Sentí que un tacto de terror me paralizaba. La savia que alimentaba esta impotencia se hallaba lejos de mis sospechas de estar volviéndome loco. ¡Comenzaba a adquirir la certeza de que la respuesta a tan ignoto misterio iba a ser superior a toda la entereza de un investigador que se cree capacitado para aceptar lo más abominable!
Pero no huí, quizá porque la curiosidad humana es suicida al verse fomentada por unas ilusas pretensiones de heroísmo y gloria...
(Cierto que eran esos los interrogantes que llenaban mi cabeza, dentro de la necesidad de ocuparla con algo bien distinto a la sumisión natural al terror. Pero yo había iniciado, realmente, mi deslizamiento por el tobogán al que me había arrojado un poder ajeno, ¡nunca mi propia voluntad!)
Continué avanzando por aquel terreno pedregoso.

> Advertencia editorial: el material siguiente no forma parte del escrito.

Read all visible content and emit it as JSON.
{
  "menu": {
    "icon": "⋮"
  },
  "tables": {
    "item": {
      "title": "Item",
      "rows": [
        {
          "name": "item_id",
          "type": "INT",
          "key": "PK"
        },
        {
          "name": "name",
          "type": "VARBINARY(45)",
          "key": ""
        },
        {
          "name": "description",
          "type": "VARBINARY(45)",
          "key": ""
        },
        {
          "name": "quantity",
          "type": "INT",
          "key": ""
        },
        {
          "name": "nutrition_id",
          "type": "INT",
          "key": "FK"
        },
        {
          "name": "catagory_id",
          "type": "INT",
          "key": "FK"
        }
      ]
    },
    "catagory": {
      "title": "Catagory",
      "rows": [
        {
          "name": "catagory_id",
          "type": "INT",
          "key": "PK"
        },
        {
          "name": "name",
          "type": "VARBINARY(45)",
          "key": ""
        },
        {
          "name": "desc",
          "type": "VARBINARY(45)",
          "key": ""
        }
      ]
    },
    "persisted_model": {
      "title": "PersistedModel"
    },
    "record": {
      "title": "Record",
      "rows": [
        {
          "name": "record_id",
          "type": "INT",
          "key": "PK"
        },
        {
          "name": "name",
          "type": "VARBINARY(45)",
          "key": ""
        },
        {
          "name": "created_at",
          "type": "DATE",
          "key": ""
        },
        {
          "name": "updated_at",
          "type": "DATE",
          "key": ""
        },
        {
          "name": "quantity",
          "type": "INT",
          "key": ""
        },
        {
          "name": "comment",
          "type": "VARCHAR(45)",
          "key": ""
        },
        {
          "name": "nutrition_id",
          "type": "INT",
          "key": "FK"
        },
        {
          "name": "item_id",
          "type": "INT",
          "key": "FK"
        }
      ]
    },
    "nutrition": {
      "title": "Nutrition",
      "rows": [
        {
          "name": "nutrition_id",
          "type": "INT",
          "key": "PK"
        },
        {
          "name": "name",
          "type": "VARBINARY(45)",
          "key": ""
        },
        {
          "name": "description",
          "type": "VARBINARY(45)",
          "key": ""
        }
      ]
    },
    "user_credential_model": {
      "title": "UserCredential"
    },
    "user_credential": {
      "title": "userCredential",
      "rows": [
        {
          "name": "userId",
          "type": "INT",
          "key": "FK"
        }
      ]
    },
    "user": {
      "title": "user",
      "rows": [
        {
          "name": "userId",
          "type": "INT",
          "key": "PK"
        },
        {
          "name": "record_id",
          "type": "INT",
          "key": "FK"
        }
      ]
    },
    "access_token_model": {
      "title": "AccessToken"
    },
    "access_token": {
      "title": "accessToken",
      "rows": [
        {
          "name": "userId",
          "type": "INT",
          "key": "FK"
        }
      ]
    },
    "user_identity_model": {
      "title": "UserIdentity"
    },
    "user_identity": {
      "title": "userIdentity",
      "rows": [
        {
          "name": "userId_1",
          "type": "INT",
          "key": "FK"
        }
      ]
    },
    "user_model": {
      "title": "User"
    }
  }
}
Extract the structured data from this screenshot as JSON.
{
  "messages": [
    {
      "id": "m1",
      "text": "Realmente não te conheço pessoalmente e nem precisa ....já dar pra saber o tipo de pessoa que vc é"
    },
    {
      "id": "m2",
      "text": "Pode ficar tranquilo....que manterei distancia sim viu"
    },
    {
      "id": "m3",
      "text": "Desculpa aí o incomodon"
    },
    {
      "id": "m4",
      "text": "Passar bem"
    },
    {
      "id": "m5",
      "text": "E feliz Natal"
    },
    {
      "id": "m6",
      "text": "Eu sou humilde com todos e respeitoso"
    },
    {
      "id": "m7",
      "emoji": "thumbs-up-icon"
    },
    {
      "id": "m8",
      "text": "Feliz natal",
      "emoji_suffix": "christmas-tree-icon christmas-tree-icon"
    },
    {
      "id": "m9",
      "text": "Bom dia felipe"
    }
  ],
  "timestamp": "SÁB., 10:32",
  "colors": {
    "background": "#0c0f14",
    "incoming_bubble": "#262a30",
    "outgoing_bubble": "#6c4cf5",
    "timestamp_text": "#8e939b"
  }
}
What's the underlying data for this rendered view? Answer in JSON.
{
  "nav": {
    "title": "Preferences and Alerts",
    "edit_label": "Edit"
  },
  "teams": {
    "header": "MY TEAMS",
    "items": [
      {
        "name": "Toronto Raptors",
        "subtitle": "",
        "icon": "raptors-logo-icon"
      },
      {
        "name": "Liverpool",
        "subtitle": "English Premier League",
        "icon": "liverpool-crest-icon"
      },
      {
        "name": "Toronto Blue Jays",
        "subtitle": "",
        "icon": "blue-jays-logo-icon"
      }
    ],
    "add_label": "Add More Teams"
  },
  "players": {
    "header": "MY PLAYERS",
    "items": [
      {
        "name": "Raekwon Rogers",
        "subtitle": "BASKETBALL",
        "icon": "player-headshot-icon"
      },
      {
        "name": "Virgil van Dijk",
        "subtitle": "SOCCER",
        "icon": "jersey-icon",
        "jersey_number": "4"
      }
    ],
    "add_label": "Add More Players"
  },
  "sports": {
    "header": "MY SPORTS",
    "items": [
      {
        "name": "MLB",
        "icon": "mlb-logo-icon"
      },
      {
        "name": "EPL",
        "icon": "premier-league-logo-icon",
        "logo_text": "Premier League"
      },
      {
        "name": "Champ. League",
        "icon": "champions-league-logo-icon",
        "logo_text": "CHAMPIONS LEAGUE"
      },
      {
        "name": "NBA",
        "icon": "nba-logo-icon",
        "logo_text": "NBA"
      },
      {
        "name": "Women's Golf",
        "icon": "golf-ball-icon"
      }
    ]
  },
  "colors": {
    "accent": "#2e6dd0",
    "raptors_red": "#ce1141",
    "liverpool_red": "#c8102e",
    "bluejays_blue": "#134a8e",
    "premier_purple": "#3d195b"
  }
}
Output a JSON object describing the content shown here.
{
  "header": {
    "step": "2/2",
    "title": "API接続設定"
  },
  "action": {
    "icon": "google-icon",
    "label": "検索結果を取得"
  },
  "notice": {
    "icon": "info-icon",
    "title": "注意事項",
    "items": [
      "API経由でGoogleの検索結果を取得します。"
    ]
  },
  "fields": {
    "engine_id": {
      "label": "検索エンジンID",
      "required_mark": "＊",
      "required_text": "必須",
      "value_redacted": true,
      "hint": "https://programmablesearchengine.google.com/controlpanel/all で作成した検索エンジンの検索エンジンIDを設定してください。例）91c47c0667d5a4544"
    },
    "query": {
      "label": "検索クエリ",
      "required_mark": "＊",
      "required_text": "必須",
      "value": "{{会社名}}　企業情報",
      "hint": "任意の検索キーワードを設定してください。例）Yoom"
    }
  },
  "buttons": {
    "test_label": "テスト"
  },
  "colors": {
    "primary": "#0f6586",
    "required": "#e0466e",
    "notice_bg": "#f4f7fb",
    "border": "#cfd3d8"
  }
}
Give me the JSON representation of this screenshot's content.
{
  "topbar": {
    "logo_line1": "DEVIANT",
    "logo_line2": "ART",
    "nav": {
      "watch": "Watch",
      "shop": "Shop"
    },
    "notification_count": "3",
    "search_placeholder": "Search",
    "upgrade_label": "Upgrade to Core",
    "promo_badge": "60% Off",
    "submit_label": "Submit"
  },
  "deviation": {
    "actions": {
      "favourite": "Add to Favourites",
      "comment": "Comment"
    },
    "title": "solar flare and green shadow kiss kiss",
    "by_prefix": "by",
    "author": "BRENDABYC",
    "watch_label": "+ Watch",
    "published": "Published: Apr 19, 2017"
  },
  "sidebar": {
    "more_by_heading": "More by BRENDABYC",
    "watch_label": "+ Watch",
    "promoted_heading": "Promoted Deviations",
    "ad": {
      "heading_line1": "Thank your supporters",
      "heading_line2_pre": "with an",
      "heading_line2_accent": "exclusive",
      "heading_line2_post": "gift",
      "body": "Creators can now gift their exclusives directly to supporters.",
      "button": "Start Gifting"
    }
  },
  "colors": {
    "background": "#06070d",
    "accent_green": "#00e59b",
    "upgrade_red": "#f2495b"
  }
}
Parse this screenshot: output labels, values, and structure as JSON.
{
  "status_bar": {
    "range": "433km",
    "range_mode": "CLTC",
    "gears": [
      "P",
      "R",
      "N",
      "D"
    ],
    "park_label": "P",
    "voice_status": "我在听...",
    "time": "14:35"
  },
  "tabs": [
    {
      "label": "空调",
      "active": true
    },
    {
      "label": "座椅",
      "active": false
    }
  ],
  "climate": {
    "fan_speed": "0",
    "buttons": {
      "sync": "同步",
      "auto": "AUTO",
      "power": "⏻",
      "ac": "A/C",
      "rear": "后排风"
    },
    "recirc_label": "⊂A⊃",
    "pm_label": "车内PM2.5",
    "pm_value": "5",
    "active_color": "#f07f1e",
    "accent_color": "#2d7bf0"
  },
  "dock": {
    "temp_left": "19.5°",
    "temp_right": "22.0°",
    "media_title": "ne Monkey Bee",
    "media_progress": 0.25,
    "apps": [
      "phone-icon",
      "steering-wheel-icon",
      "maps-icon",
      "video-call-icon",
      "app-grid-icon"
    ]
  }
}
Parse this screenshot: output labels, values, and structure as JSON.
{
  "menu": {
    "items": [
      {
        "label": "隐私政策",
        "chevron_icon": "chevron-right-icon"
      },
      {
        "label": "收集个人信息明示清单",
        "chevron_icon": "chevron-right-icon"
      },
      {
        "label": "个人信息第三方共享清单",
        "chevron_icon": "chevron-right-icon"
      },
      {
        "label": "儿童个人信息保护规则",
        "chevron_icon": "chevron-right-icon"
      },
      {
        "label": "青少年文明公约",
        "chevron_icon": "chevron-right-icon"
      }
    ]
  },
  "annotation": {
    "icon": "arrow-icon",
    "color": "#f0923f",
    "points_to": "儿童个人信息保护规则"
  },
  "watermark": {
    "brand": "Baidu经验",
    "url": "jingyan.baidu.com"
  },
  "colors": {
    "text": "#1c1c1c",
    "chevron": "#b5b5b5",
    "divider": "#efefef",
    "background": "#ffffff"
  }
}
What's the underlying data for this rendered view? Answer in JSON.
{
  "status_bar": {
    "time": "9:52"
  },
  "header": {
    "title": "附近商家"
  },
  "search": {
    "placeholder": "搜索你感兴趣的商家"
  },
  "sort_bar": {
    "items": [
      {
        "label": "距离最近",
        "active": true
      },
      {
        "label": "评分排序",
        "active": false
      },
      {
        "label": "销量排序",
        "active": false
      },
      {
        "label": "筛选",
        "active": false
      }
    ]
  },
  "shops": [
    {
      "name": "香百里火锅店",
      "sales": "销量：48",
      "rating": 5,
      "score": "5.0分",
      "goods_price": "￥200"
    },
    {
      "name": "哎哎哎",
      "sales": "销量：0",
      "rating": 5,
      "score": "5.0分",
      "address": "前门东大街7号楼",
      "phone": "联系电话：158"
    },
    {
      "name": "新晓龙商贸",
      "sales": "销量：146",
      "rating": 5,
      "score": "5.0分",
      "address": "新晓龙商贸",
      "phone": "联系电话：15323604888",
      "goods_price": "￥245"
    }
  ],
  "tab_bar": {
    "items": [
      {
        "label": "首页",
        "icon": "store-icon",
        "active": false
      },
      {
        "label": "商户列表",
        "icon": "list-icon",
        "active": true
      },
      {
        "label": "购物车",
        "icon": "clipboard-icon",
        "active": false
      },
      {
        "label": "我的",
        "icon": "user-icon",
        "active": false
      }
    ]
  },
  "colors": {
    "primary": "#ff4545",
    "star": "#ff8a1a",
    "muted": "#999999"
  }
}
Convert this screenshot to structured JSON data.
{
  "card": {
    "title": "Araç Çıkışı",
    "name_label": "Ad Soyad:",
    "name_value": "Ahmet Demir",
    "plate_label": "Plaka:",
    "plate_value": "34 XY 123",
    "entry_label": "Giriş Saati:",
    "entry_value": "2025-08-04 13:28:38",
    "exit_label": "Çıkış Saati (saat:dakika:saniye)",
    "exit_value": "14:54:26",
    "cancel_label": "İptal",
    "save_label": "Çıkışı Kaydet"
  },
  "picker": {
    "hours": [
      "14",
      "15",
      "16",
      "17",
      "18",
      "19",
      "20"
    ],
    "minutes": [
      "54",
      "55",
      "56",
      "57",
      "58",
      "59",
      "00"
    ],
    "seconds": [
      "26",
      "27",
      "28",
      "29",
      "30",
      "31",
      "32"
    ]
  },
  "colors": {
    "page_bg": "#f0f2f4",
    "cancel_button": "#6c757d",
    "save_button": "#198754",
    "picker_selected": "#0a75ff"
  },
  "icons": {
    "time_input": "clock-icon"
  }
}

Una urraca surcó el aire allá delante, me pareció escuchar el sonido de las campanillas del ganado propio de las tierras, tal vez de unas cabras, y un aroma de tomillo me reveló que algún atisbo de serenidad llegaba a mi ánimo. Poco más tarde, cuando la altura del sol indicaba que podían ser las once de la mañana, descubrí un grupo de casas campesinas. Esta vez eran las propias de una pueblecito de Ávila. Nada sospechoso de que se volviera a repetir la pirueta visual e imaginativa.
A medida que me aproximaba a la zona habitada, escuché un tropel de voces infantiles. Pronto supe que estaban tramando una jugarreta, que no me costó suponer en cuanto los vi. Todos mostraban algo excesivamente singular, en sus ropas y peinados, que no me preocupé de analizar... ¡Era tan hermoso dejarse mecer por la atmósfera romántica que mis ojos estaban percibiendo!
A través de la ventana abierta de la escuela, vi a dos de los chicos colocando un cubo de agua encima de la puerta, de tal manera que le cayese encima a la persona que intentara empujarla. Ya se encontraba allí la víctima: una maestra tímida, peinada con moño y que llevaba gafas —pero supe que, detrás de ese disfraz externo, era muy bonita—.
Antes de que ocurriese la gamberrada, surgió un niño muy decidido —¡mi amigo Braulio con veinte años menos!— para evitar todo daño. Seguidamente, la maestra comprendió la pequeña proeza de su salvador. Le besó en la frente y, luego, recriminó con severidad, no exenta de una gran nobleza, a los frustrados gamberros...
Inesperadamente, arrancándome de aquella escena sentimentalmente poética, volvió a retumbar en mis oídos la risa insana, maliciosa y destructiva, que me obligó a girar la atención hacia un lugar distinto... ¡Allí encontré a otro monstruo, casi similar al anterior, que también estaba componiendo todas las muestras de incomprensible glotonería anticipada!
Al devolver la mirada hacia mi anterior foco de interés, acepté que iba a encontrarme con su desaparición. Así sucedió. Sin embargo, me negué a buscar una respuesta mental. Preferí entregarme a la acción. Corrí detrás del deforme enemigo, que se elevó en el aire, a poca distancia del suelo, empezando a desplazarse a una velocidad ligeramente inferior a la mía. Por lo que estuve a punto de darle alcance. En ese preciso instante, efectuó una especie de acelerón riéndose de mí, y se esfumó en el azul del cielo... ¿Había sido un simple juguete de mi imaginación?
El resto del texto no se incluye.